On the Serenity Prayer

by Feb 5, 2020

“God, grant me the serenity to accept the things I cannot change,
Courage to change the things I can,
And wisdom to know the difference. “

Patience.
Courage.
Wisdom.

These are virtues that every man should be mindful of as they set about their daily tasks. Though the principle behind this prayer is simple, do not be so haughty as to claim the practice of which is a trivial matter, especially in this day and age where mankind is more connected to each other than we have ever been.

Let me begin dissecting this prayer starting with the last virtue that is mentioned; wisdom.

It can be argued that wisdom is the foundation upon which the other two virtues stand. After all, does a foolish man know when to bite his tongue and exercise prudence? What good is unflinching courage is you lack the capacity to make wise decisions?

Do not forsake wisdom, and she will protect you; love her, and she will watch over you. The beginning of wisdom is this: Get wisdom. Though it cost all you have, get understanding.
-Proverbs 4:6-7

In regards to the Serenity Prayer, wisdom and discernment go hand in hand. When life presents you with an obstacle, stop and ask yourself “Is this within my control?” When analyzing such matters, be sure not to involve your own ego in the decision-making process. Objectivity should come first and foremost.

There are those who will tell you that you are in control of everything and should something misfortunate happen to you, then you are to blame. While I can certainly appreciate the sentiment they are trying to express -God knows we have too many out there claiming to be good men while simultaneously abdicating their duties- this philosophy they espouse is simply too binary.

If I am commuting to work and a small stone bounces up and strikes my windshield, creating a large crack, am I to blame? Most certainly not.

If I live my life eating foods that nourish the body and exercise regularly yet still I fall ill, will you claim that this is my fault? I should hope not.

While I believe that individuals should hold themselves accountable to the things they are responsible for, it is also my belief this concept of responsibility for everything promotes neurotic behavior and narcissism. Are we all gods that can create into existence whatever we will as so? No, so why should we hold ourselves accountable as though we were?

I am sure there will be proponents of the extreme ownership principle (not to be confused with Jocko Willink’s version) that will scoff and ridicule me and that’s fine. I am willing to admit where I am wrong, if I am permitted with a compelling enough argument though I doubt I’d lack the enthusiasm to pursue the matter as our end goals are nearly identical – it’s just our methods of reaching the end goal that differ.

Upon introspection, if the situation is outside of your control, then you need not fret over it. So long as you’ve done the best you could, you can sleep well at night knowing you’ve done all within your power to do that which is good. Continuously reprimanding yourself for the fact that you did not receive that promotion at work -thought you did everything in your power to ensure you would- is not productive or virtuous. You must recognize where your locus of control ends and accept the fact that you may only influence things outside your locus of control, but cannot actually control them.

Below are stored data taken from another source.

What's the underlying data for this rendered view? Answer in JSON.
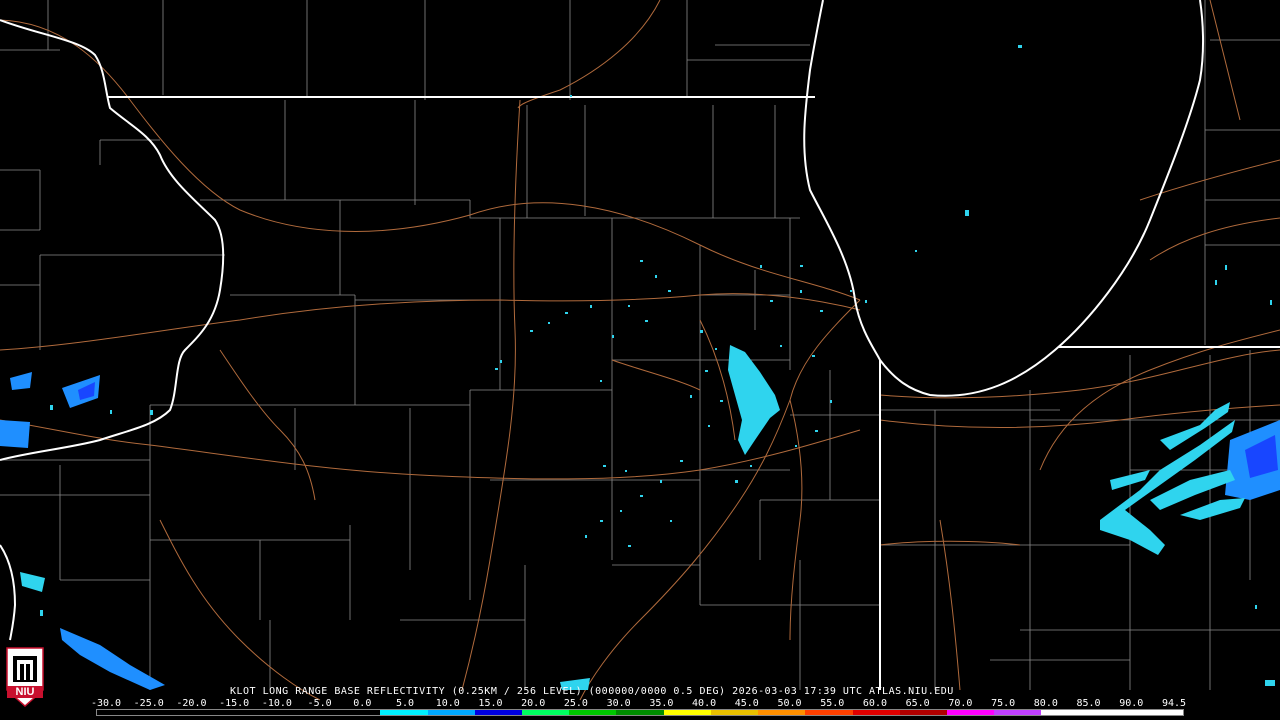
{
  "title": "KLOT LONG RANGE BASE REFLECTIVITY (0.25KM / 256 LEVEL) (000000/0000 0.5 DEG) 2026-03-03 17:39 UTC  ATLAS.NIU.EDU",
  "logo_text": "NIU",
  "legend": {
    "ticks": [
      "-30.0",
      "-25.0",
      "-20.0",
      "-15.0",
      "-10.0",
      "-5.0",
      "0.0",
      "5.0",
      "10.0",
      "15.0",
      "20.0",
      "25.0",
      "30.0",
      "35.0",
      "40.0",
      "45.0",
      "50.0",
      "55.0",
      "60.0",
      "65.0",
      "70.0",
      "75.0",
      "80.0",
      "85.0",
      "90.0",
      "94.5"
    ],
    "colors": [
      "#000000",
      "#000000",
      "#000000",
      "#000000",
      "#000000",
      "#000000",
      "#00f0ff",
      "#00a8ff",
      "#0000e0",
      "#00ff60",
      "#00c800",
      "#008c00",
      "#ffff00",
      "#e8c000",
      "#ff9000",
      "#ff4000",
      "#e00000",
      "#b00000",
      "#ff00ff",
      "#c040ff",
      "#ffffff",
      "#ffffff",
      "#ffffff"
    ]
  },
  "colors": {
    "state_border": "#ffffff",
    "county_border": "#8a8a8a",
    "highway": "#b06a3c",
    "echo_light": "#2fd4ee",
    "echo_medium": "#1f8fff",
    "echo_strong": "#1846ff"
  }
}
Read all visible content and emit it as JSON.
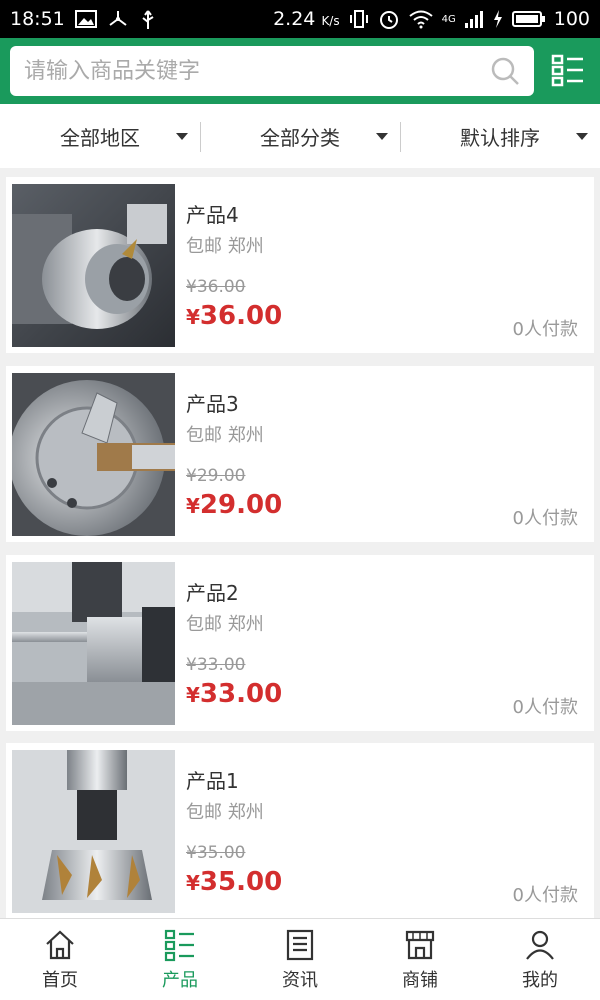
{
  "status": {
    "time": "18:51",
    "speed": "2.24",
    "speed_unit": "K/s",
    "battery": "100",
    "network": "4G"
  },
  "search": {
    "placeholder": "请输入商品关键字"
  },
  "filters": [
    {
      "label": "全部地区"
    },
    {
      "label": "全部分类"
    },
    {
      "label": "默认排序"
    }
  ],
  "products": [
    {
      "title": "产品4",
      "sub": "包邮 郑州",
      "old_price": "¥36.00",
      "currency": "¥",
      "price": "36.00",
      "paid": "0人付款"
    },
    {
      "title": "产品3",
      "sub": "包邮 郑州",
      "old_price": "¥29.00",
      "currency": "¥",
      "price": "29.00",
      "paid": "0人付款"
    },
    {
      "title": "产品2",
      "sub": "包邮 郑州",
      "old_price": "¥33.00",
      "currency": "¥",
      "price": "33.00",
      "paid": "0人付款"
    },
    {
      "title": "产品1",
      "sub": "包邮 郑州",
      "old_price": "¥35.00",
      "currency": "¥",
      "price": "35.00",
      "paid": "0人付款"
    }
  ],
  "tabs": [
    {
      "label": "首页",
      "icon": "home-icon"
    },
    {
      "label": "产品",
      "icon": "product-list-icon",
      "active": true
    },
    {
      "label": "资讯",
      "icon": "news-icon"
    },
    {
      "label": "商铺",
      "icon": "shop-icon"
    },
    {
      "label": "我的",
      "icon": "user-icon"
    }
  ],
  "colors": {
    "accent": "#1a9a5c",
    "price": "#d32e2e"
  }
}
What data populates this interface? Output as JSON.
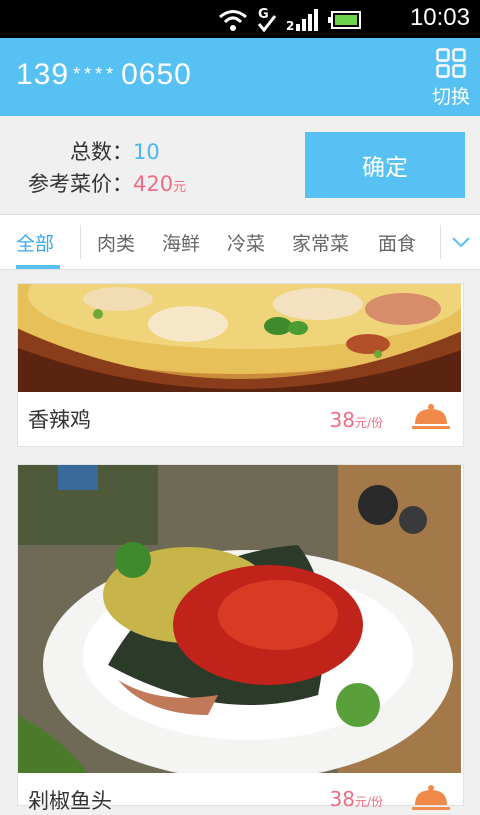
{
  "status_bar": {
    "time": "10:03",
    "icons": [
      "wifi-icon",
      "g-network-icon",
      "check-icon",
      "signal-icon",
      "battery-icon"
    ]
  },
  "header": {
    "phone_prefix": "139",
    "phone_mask": "****",
    "phone_suffix": "0650",
    "switch_label": "切换",
    "background": "#56c1f2"
  },
  "summary": {
    "count_label": "总数：",
    "count_value": "10",
    "price_label": "参考菜价：",
    "price_value": "420",
    "price_unit": "元",
    "confirm_label": "确定"
  },
  "tabs": [
    {
      "label": "全部",
      "active": true
    },
    {
      "label": "肉类"
    },
    {
      "label": "海鲜"
    },
    {
      "label": "冷菜"
    },
    {
      "label": "家常菜"
    },
    {
      "label": "面食"
    }
  ],
  "dishes": [
    {
      "name": "香辣鸡",
      "price": "38",
      "unit": "元/份"
    },
    {
      "name": "剁椒鱼头",
      "price": "38",
      "unit": "元/份"
    }
  ],
  "colors": {
    "accent": "#56c1f2",
    "price": "#ef6d84",
    "order_icon": "#f0894a"
  }
}
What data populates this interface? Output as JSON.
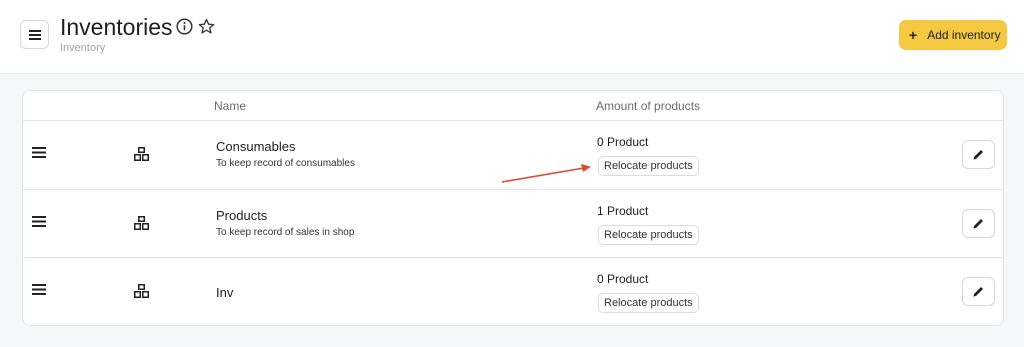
{
  "header": {
    "title": "Inventories",
    "subtitle": "Inventory",
    "menu_icon": "hamburger-icon",
    "info_icon": "info-icon",
    "star_icon": "star-icon",
    "add_button": {
      "plus": "+",
      "label": "Add inventory",
      "color": "#f5c842"
    }
  },
  "table": {
    "columns": [
      "Name",
      "Amount of products"
    ],
    "rows": [
      {
        "name": "Consumables",
        "description": "To keep record of consumables",
        "amount": "0 Product",
        "relocate_label": "Relocate products"
      },
      {
        "name": "Products",
        "description": "To keep record of sales in shop",
        "amount": "1 Product",
        "relocate_label": "Relocate products"
      },
      {
        "name": "Inv",
        "description": "",
        "amount": "0 Product",
        "relocate_label": "Relocate products"
      }
    ]
  },
  "annotation": {
    "type": "arrow",
    "color": "#e0492f"
  }
}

As I touched on in my previous article, all that you truly have control over are your own thoughts, intentions, and actions. Everything else, EVERYTHING, is outside of your direct control and, at best, may only be influenced.

To many this fact is disheartening but, if anything, it should come as a great relief. How much pressure have we needlessly placed on ourselves for no better reason than that we believed we should?

Putting It Into Practice

As you begin your evening routine before going to bed, take a moment to write down an event that happened that day. Think about the event for a few minutes and write down a list of things about that event that were in your complete control and things that were outside your control.

Example: I had a meeting at work today where I was expected to present an update of the current events going on with our contracted customer and address any issues that might have arisen since our last meeting.

Things within my control:
1. Preparing the report for the meeting.
2. Sending the report out in a timely manner.
3. Planning to arrive at the meeting on time.
4. Attempting to have the latest information for any issues or potential issues.

Things not within my control:
1. How the other people at the meeting react to my report.
2. Whether the other people attending the meeting even read my report.
3. If I actually make it to the meeting in time, or at all (traffic, illness, etc.)
4. If the other attendees ask me about something I didn’t expect to be brought up in this meeting.

As you continue to do this little exercise, you will find that you will more easily recognize things both inside and outside your locus of control during the actual events, allowing you to handle them with patience and reason.